Days before the Olympics, Nike was running, or better yet, making a mad dash to keep their lead in the Olympics sports brand race. As Fortune had reported, Nike was beginning to lose to Adidas and Under Armour in the stock market, and the sports giant was panicking. By August 12, shares of Nike rose only by one percent, while Adidas rose 5.9% and Under Armour climbed 2.3%.
Despite being the official games sponsor, Nike wasn’t seeing much impact, while non-Olympics sponsors, Adidas and Under Armour, were getting the exposure they wanted through athletes like Michael Phelps (who is sponsored by Under Armour).
Luckily (for Nike), they still had everyone else (again, because they were the official games sponsor), but moreover thanks to the brand’s sponsorship of the US Men’s and Women’s basketball teams, Simone Biles and about 70% of athletes who won gold in track and field. At the end of it all, Nike had won 79 medals with the US team, well ahead of Under Armour, which came in second with 17 medals. New Balance, surprisingly beat out Adidas for third, raking in twelve medals versus the latter’s nine. Tied with Adidas was Asics, followed by fellow Japanese brand Mizuno.

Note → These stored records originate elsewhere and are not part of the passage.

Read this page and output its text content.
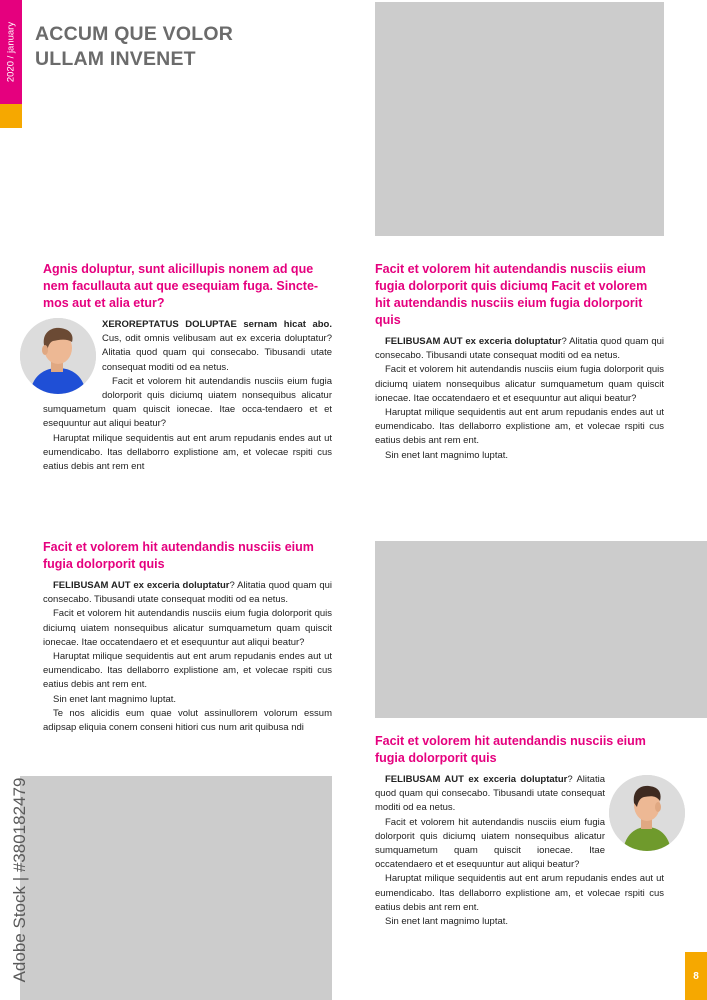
2020 / january ACCUM QUE VOLOR
ULLAM INVENET
Agnis doluptur, sunt alicillupis nonem ad que nem facullauta aut que esequiam fuga. Sincte-mos aut et alia etur?

XEROREPTATUS DOLUPTAE sernam hicat abo. Cus, odit omnis velibusam aut ex exceria doluptatur? Alitatia quod quam qui consecabo. Tibusandi utate consequat moditi od ea netus.

Facit et volorem hit autendandis nusciis eium fugia dolorporit quis diciumq uiatem nonsequibus alicatur sumquametum quam quiscit ionecae. Itae occa-tendaero et et esequuntur aut aliqui beatur?

Haruptat milique sequidentis aut ent arum repudanis endes aut ut eumendicabo. Itas dellaborro explistione am, et volecae rspiti cus eatius debis ant rem ent

Facit et volorem hit autendandis nusciis eium fugia dolorporit quis diciumq Facit et volorem hit autendandis nusciis eium fugia dolorporit quis

FELIBUSAM AUT ex exceria doluptatur? Alitatia quod quam qui consecabo. Tibusandi utate consequat moditi od ea netus.

Facit et volorem hit autendandis nusciis eium fugia dolorporit quis diciumq uiatem nonsequibus alicatur sumquametum quam quiscit ionecae. Itae occatendaero et et esequuntur aut aliqui beatur?

Haruptat milique sequidentis aut ent arum repudanis endes aut ut eumendicabo. Itas dellaborro explistione am, et volecae rspiti cus eatius debis ant rem ent.

Sin enet lant magnimo luptat.

Facit et volorem hit autendandis nusciis eium fugia dolorporit quis

FELIBUSAM AUT ex exceria doluptatur? Alitatia quod quam qui consecabo. Tibusandi utate consequat moditi od ea netus.

Facit et volorem hit autendandis nusciis eium fugia dolorporit quis diciumq uiatem nonsequibus alicatur sumquametum quam quiscit ionecae. Itae occatendaero et et esequuntur aut aliqui beatur?

Haruptat milique sequidentis aut ent arum repudanis endes aut ut eumendicabo. Itas dellaborro explistione am, et volecae rspiti cus eatius debis ant rem ent.

Sin enet lant magnimo luptat.

Te nos alicidis eum quae volut assinullorem volorum essum adipsap eliquia conem conseni hitiori cus num arit quibusa ndi

Facit et volorem hit autendandis nusciis eium fugia dolorporit quis

FELIBUSAM AUT ex exceria doluptatur? Alitatia quod quam qui consecabo. Tibusandi utate consequat moditi od ea netus.

Facit et volorem hit autendandis nusciis eium fugia dolorporit quis diciumq uiatem nonsequibus alicatur sumquametum quam quiscit ionecae. Itae occatendaero et et esequuntur aut aliqui beatur?

Haruptat milique sequidentis aut ent arum repudanis endes aut ut eumendicabo. Itas dellaborro explistione am, et volecae rspiti cus eatius debis ant rem ent.

Sin enet lant magnimo luptat.

Adobe Stock | #380182479	8
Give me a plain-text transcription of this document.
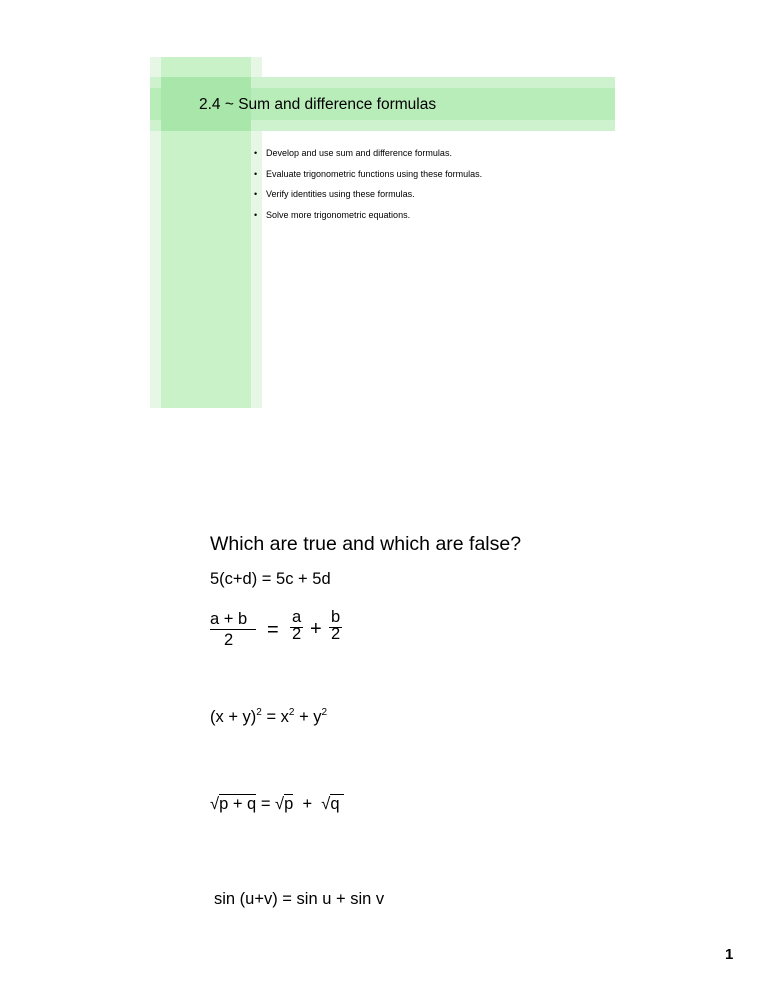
2.4 ~ Sum and difference formulas
• Develop and use sum and difference formulas.
• Evaluate trigonometric functions using these formulas.
• Verify identities using these formulas.
• Solve more trigonometric equations.
Which are true and which are false?
5(c+d) = 5c + 5d
a + b
2 =
a
2 +
b
2
$(x + y)^2 = x^2 + y^2$
√p + q = √p  +  √q
sin (u+v) = sin u + sin v
1
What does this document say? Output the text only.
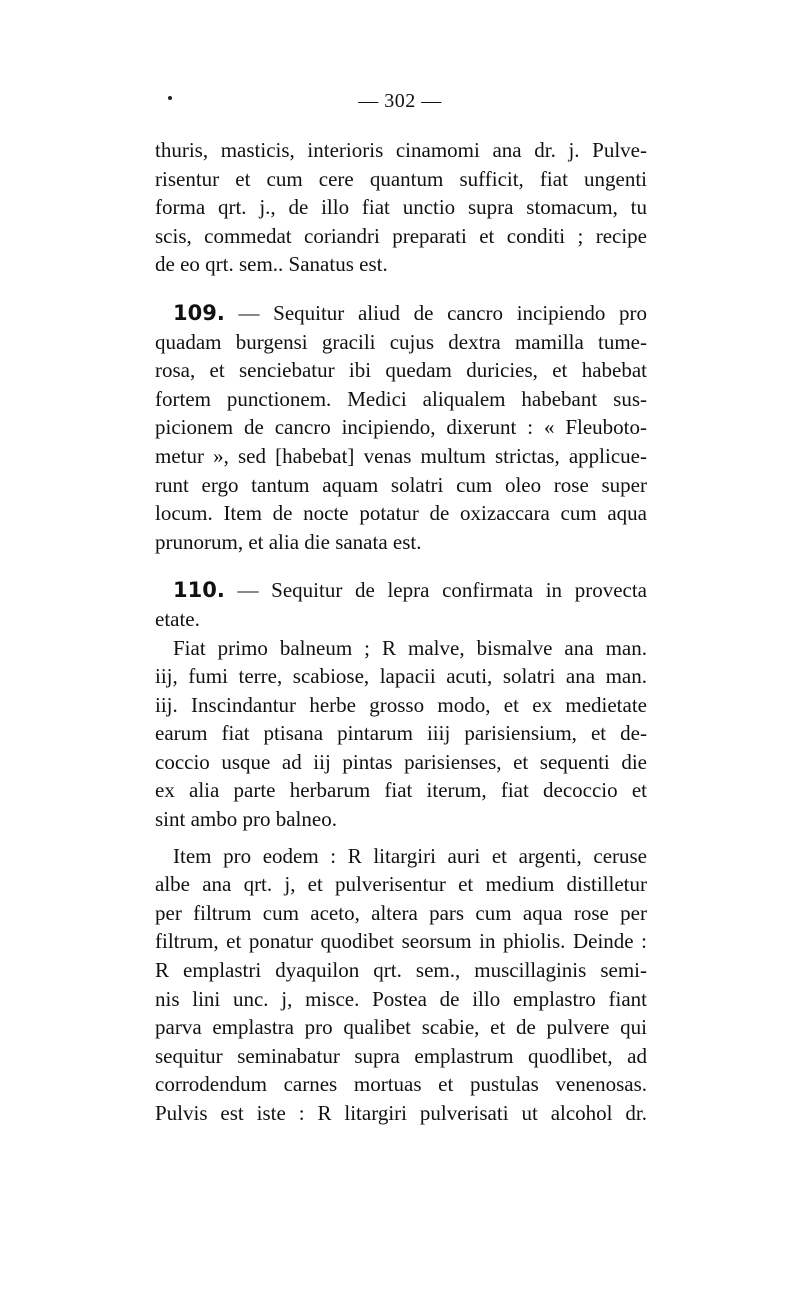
— 302 —
thuris, masticis, interioris cinamomi ana dr. j. Pulve-
risentur et cum cere quantum sufficit, fiat ungenti
forma qrt. j., de illo fiat unctio supra stomacum, tu
scis, commedat coriandri preparati et conditi ; recipe
de eo qrt. sem.. Sanatus est.
109. — Sequitur aliud de cancro incipiendo pro
quadam burgensi gracili cujus dextra mamilla tume-
rosa, et senciebatur ibi quedam duricies, et habebat
fortem punctionem. Medici aliqualem habebant sus-
picionem de cancro incipiendo, dixerunt : « Fleuboto-
metur », sed [habebat] venas multum strictas, applicue-
runt ergo tantum aquam solatri cum oleo rose super
locum. Item de nocte potatur de oxizaccara cum aqua
prunorum, et alia die sanata est.
110. — Sequitur de lepra confirmata in provecta
etate.
Fiat primo balneum ; R malve, bismalve ana man.
iij, fumi terre, scabiose, lapacii acuti, solatri ana man.
iij. Inscindantur herbe grosso modo, et ex medietate
earum fiat ptisana pintarum iiij parisiensium, et de-
coccio usque ad iij pintas parisienses, et sequenti die
ex alia parte herbarum fiat iterum, fiat decoccio et
sint ambo pro balneo.
Item pro eodem : R litargiri auri et argenti, ceruse
albe ana qrt. j, et pulverisentur et medium distilletur
per filtrum cum aceto, altera pars cum aqua rose per
filtrum, et ponatur quodibet seorsum in phiolis. Deinde :
R emplastri dyaquilon qrt. sem., muscillaginis semi-
nis lini unc. j, misce. Postea de illo emplastro fiant
parva emplastra pro qualibet scabie, et de pulvere qui
sequitur seminabatur supra emplastrum quodlibet, ad
corrodendum carnes mortuas et pustulas venenosas.
Pulvis est iste : R litargiri pulverisati ut alcohol dr.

Rounding out the top ten sports brands at the Olympics were Reebok with four medals, Jordan with three and Skechers and Sperry, with one apiece.
A video containing the full medal tally can be seen below.

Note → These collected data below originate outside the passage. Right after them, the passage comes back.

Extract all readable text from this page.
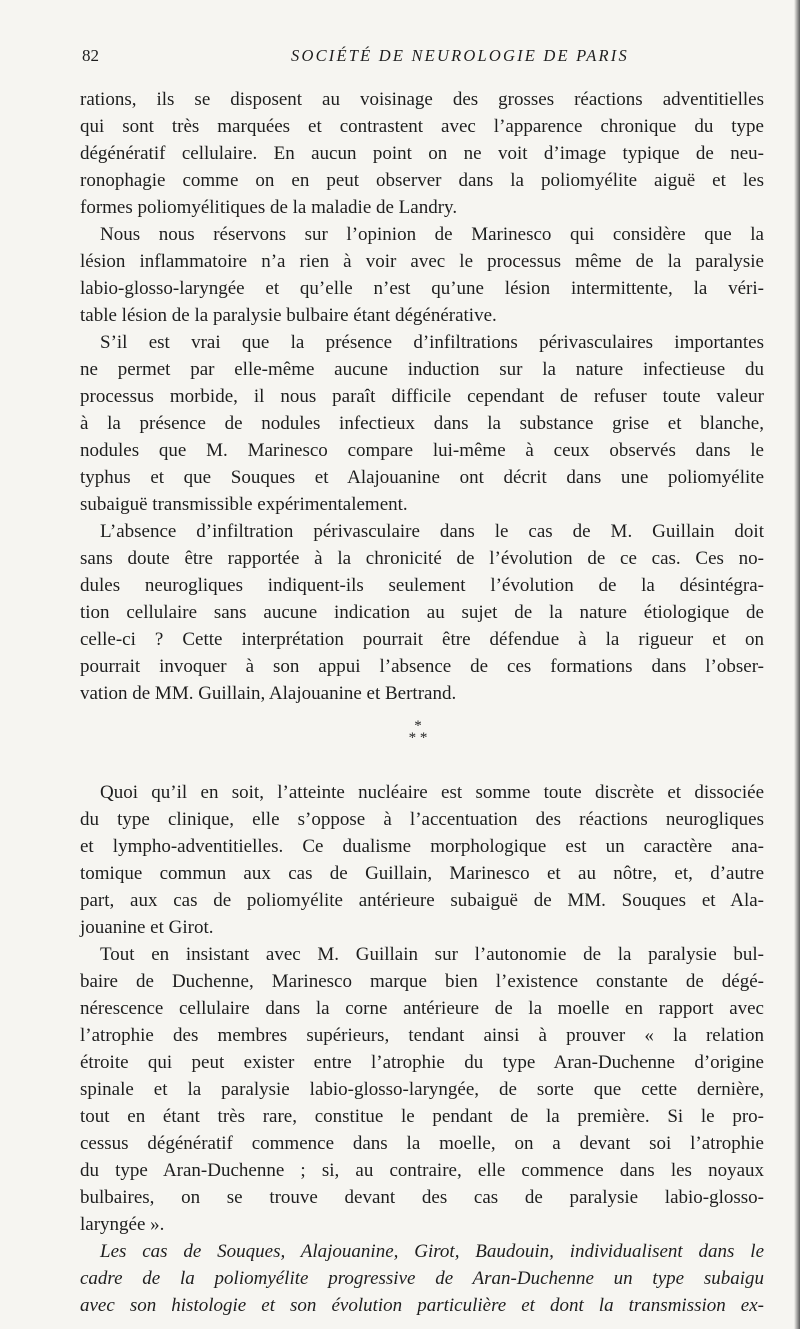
82	SOCIÉTÉ DE NEUROLOGIE DE PARIS
rations, ils se disposent au voisinage des grosses réactions adventitielles
qui sont très marquées et contrastent avec l’apparence chronique du type
dégénératif cellulaire. En aucun point on ne voit d’image typique de neu-
ronophagie comme on en peut observer dans la poliomyélite aiguë et les
formes poliomyélitiques de la maladie de Landry.
Nous nous réservons sur l’opinion de Marinesco qui considère que la
lésion inflammatoire n’a rien à voir avec le processus même de la paralysie
labio-glosso-laryngée et qu’elle n’est qu’une lésion intermittente, la véri-
table lésion de la paralysie bulbaire étant dégénérative.
S’il est vrai que la présence d’infiltrations périvasculaires importantes
ne permet par elle-même aucune induction sur la nature infectieuse du
processus morbide, il nous paraît difficile cependant de refuser toute valeur
à la présence de nodules infectieux dans la substance grise et blanche,
nodules que M. Marinesco compare lui-même à ceux observés dans le
typhus et que Souques et Alajouanine ont décrit dans une poliomyélite
subaiguë transmissible expérimentalement.
L’absence d’infiltration périvasculaire dans le cas de M. Guillain doit
sans doute être rapportée à la chronicité de l’évolution de ce cas. Ces no-
dules neurogliques indiquent-ils seulement l’évolution de la désintégra-
tion cellulaire sans aucune indication au sujet de la nature étiologique de
celle-ci ? Cette interprétation pourrait être défendue à la rigueur et on
pourrait invoquer à son appui l’absence de ces formations dans l’obser-
vation de MM. Guillain, Alajouanine et Bertrand.
*
* *
Quoi qu’il en soit, l’atteinte nucléaire est somme toute discrète et dissociée
du type clinique, elle s’oppose à l’accentuation des réactions neurogliques
et lympho-adventitielles. Ce dualisme morphologique est un caractère ana-
tomique commun aux cas de Guillain, Marinesco et au nôtre, et, d’autre
part, aux cas de poliomyélite antérieure subaiguë de MM. Souques et Ala-
jouanine et Girot.
Tout en insistant avec M. Guillain sur l’autonomie de la paralysie bul-
baire de Duchenne, Marinesco marque bien l’existence constante de dégé-
nérescence cellulaire dans la corne antérieure de la moelle en rapport avec
l’atrophie des membres supérieurs, tendant ainsi à prouver « la relation
étroite qui peut exister entre l’atrophie du type Aran-Duchenne d’origine
spinale et la paralysie labio-glosso-laryngée, de sorte que cette dernière,
tout en étant très rare, constitue le pendant de la première. Si le pro-
cessus dégénératif commence dans la moelle, on a devant soi l’atrophie
du type Aran-Duchenne ; si, au contraire, elle commence dans les noyaux
bulbaires, on se trouve devant des cas de paralysie labio-glosso-
laryngée ».
Les cas de Souques, Alajouanine, Girot, Baudouin, individualisent dans le
cadre de la poliomyélite progressive de Aran-Duchenne un type subaigu
avec son histologie et son évolution particulière et dont la transmission ex-
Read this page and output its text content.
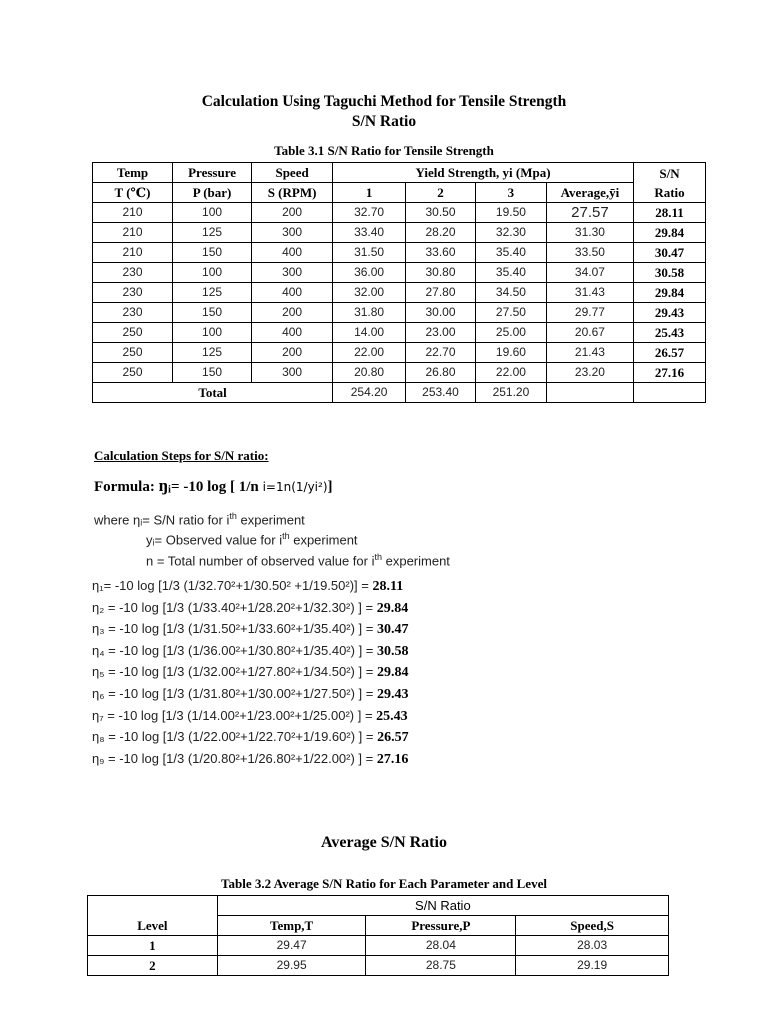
Calculation Using Taguchi Method for Tensile Strength
S/N Ratio
Table 3.1 S/N Ratio for Tensile Strength
Temp	Pressure	Speed	Yield Strength, yi (Mpa)				S/N
Ratio
T (℃)	P (bar)	S (RPM)	1	2	3	Average,ȳi	
210	100	200	32.70	30.50	19.50	27.57	28.11
210	125	300	33.40	28.20	32.30	31.30	29.84
210	150	400	31.50	33.60	35.40	33.50	30.47
230	100	300	36.00	30.80	35.40	34.07	30.58
230	125	400	32.00	27.80	34.50	31.43	29.84
230	150	200	31.80	30.00	27.50	29.77	29.43
250	100	400	14.00	23.00	25.00	20.67	25.43
250	125	200	22.00	22.70	19.60	21.43	26.57
250	150	300	20.80	26.80	22.00	23.20	27.16
Total			254.20	253.40	251.20		
Calculation Steps for S/N ratio:
Formula: ŋᵢ= -10 log [ 1/n i=1n(1/yi²)]
where ηᵢ= S/N ratio for $i^{th}$ experiment
yᵢ= Observed value for $i^{th}$ experiment
n = Total number of observed value for $i^{th}$ experiment
η₁= -10 log [1/3 (1/32.70²+1/30.50² +1/19.50²)] = 28.11
η₂ = -10 log [1/3 (1/33.40²+1/28.20²+1/32.30²) ] = 29.84
η₃ = -10 log [1/3 (1/31.50²+1/33.60²+1/35.40²) ] = 30.47
η₄ = -10 log [1/3 (1/36.00²+1/30.80²+1/35.40²) ] = 30.58
η₅ = -10 log [1/3 (1/32.00²+1/27.80²+1/34.50²) ] = 29.84
η₆ = -10 log [1/3 (1/31.80²+1/30.00²+1/27.50²) ] = 29.43
η₇ = -10 log [1/3 (1/14.00²+1/23.00²+1/25.00²) ] = 25.43
η₈ = -10 log [1/3 (1/22.00²+1/22.70²+1/19.60²) ] = 26.57
η₉ = -10 log [1/3 (1/20.80²+1/26.80²+1/22.00²) ] = 27.16
Average S/N Ratio
Table 3.2 Average S/N Ratio for Each Parameter and Level
Level	S/N Ratio		
	Temp,T	Pressure,P	Speed,S
1	29.47	28.04	28.03
2	29.95	28.75	29.19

So Which sports brand came out on top? From a medal tally standpoint, obviously, Nike walks away with the win, but if looking at the numbers game, Nike really seems like they are beginning to lose their steam. Though, Nike Brand president, Trevor Edwards assures that the company is doing great.
“As any athlete would say, I’d be inclined to say give us the gold,” Edwards said in a phone interview with Fortune. “But there’s no finish line. It’s always about what’s next and continuing to improve and raising the bar.”